Si Lagarde s’en va, il faut nommer un successeur. Un Allemand ? Une technocrate hollandaise favorable à taxer les plus-values latentes ? Un faucon budgétaire ?
Quoi qu’il arrive, ce serait un bouleversement majeur :
- nouvelle ligne monétaire ;
- nouvelle relation avec l’Allemagne ;
- nouveau rapport de force face à la dette française.
Le timing interroge : ces départs s’enchaînent au moment précis où l’UE prépare une réforme existentielle, celle d’une Europe “à deux vitesses” où les décisions ne seraient plus prises à l’unanimité mais par un noyau dur de 9 ou 10 pays et où l’Ukraine pourrait être intégrée dès 2027.

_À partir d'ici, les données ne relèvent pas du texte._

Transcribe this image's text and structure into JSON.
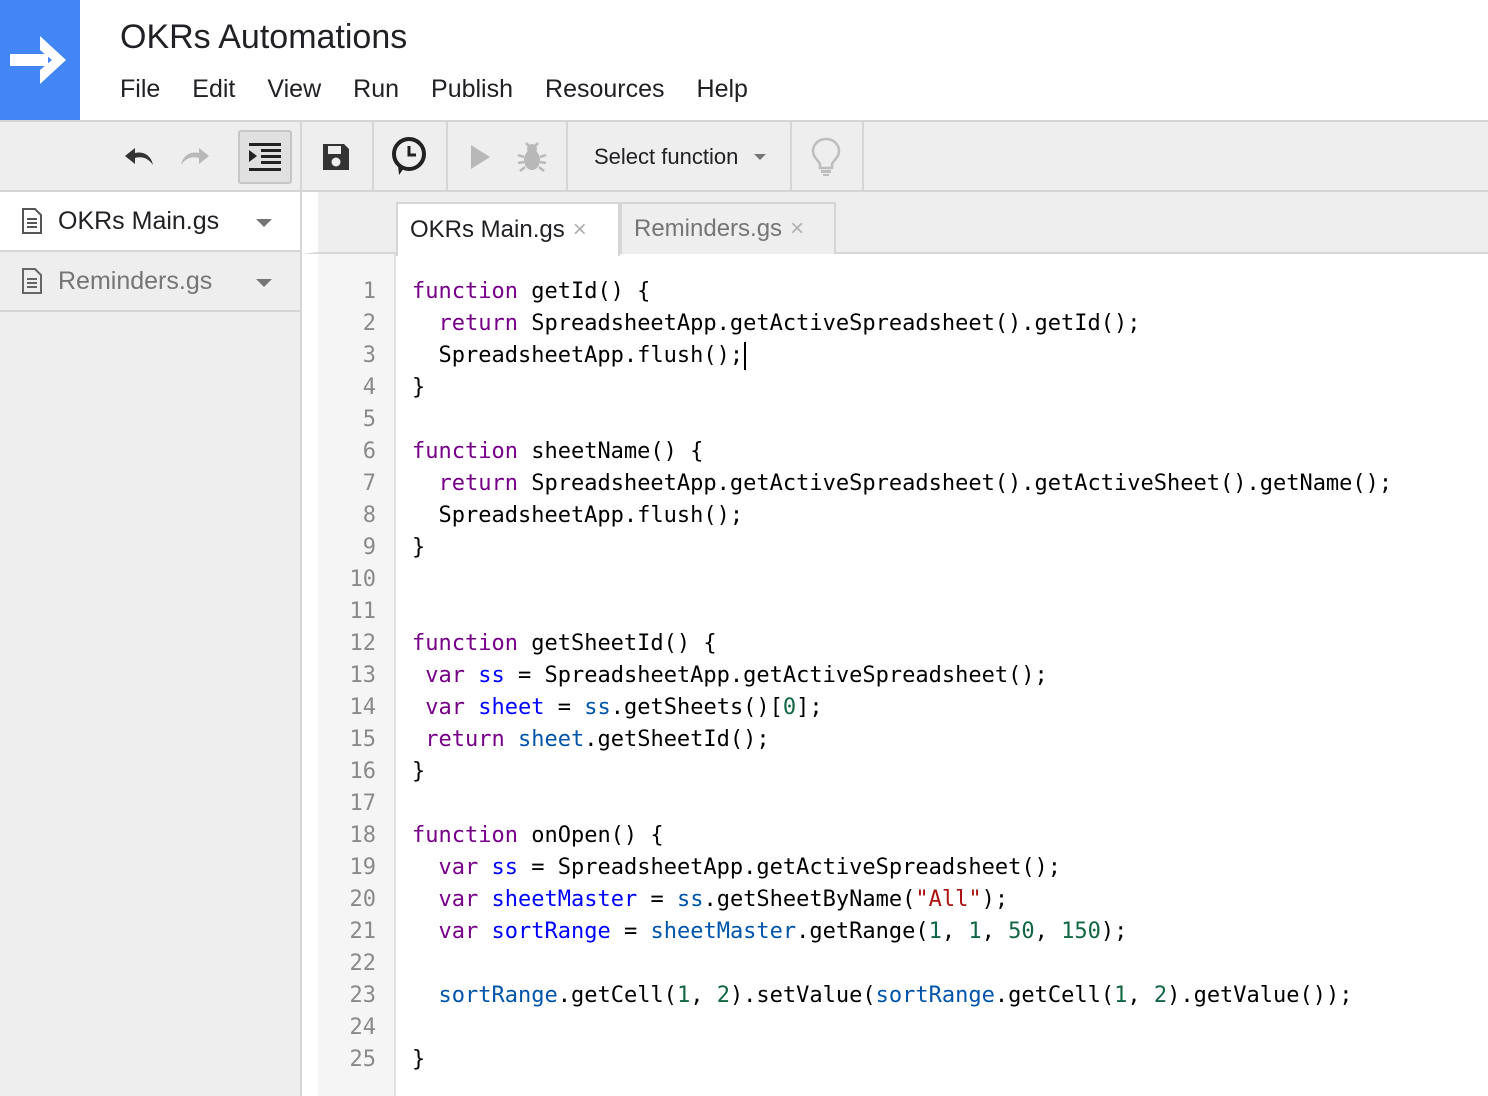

Un certain article 42 pourrait également être brandi, article qui serait synonyme de solidarité militaire automatique. Autrement dit : l’Europe pourrait être en guerre avec la Russie si le conflit dure encore 11 mois.
C’est dans ce contexte que les dirigeants les plus exposés quittent discrètement la scène.

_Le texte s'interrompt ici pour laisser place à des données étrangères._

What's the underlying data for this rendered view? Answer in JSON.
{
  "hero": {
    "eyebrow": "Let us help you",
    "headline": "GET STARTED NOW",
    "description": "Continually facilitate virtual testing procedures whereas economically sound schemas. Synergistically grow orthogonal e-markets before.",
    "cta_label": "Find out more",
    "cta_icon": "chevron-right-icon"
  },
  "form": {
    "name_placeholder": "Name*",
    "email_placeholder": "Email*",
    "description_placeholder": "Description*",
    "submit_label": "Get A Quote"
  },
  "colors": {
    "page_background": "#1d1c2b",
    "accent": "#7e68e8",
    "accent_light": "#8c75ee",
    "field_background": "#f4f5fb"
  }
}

Des coïncidences ? Vraiment ?
Des corrections boursières dans le déni
Pendant que Bruxelles se vide de ses têtes, les marchés, eux, hésitent entre euphorie et vertige. Le Nasdaq casse ses premiers supports :
- -1,2 % ;
- sous les 24 500 ;
- risque d’accélération sous 24 000.
Le S&P 500 teste dangereusement le bas de son corridor 6 750 – 7 000. Sous 6 750 en clôture, c’est le vrai signal de retournement.
L’Europe résiste artificiellement : le DAX ne bouge pas malgré la chute du sentiment des affaires en Allemagne, un CAC 40 en “lévitation” au-dessus de 8 300 et des valeurs défensives (luxe, Nestlé, télécoms) qui portent seules la hausse.
Derrière cette façade, les flux racontent autre chose : les particuliers ont investi 49 milliards la semaine dernière, juste avant la baisse. Exactement le rôle d’exit liquidity. Pendant ce temps, les initiés vendent, depuis octobre.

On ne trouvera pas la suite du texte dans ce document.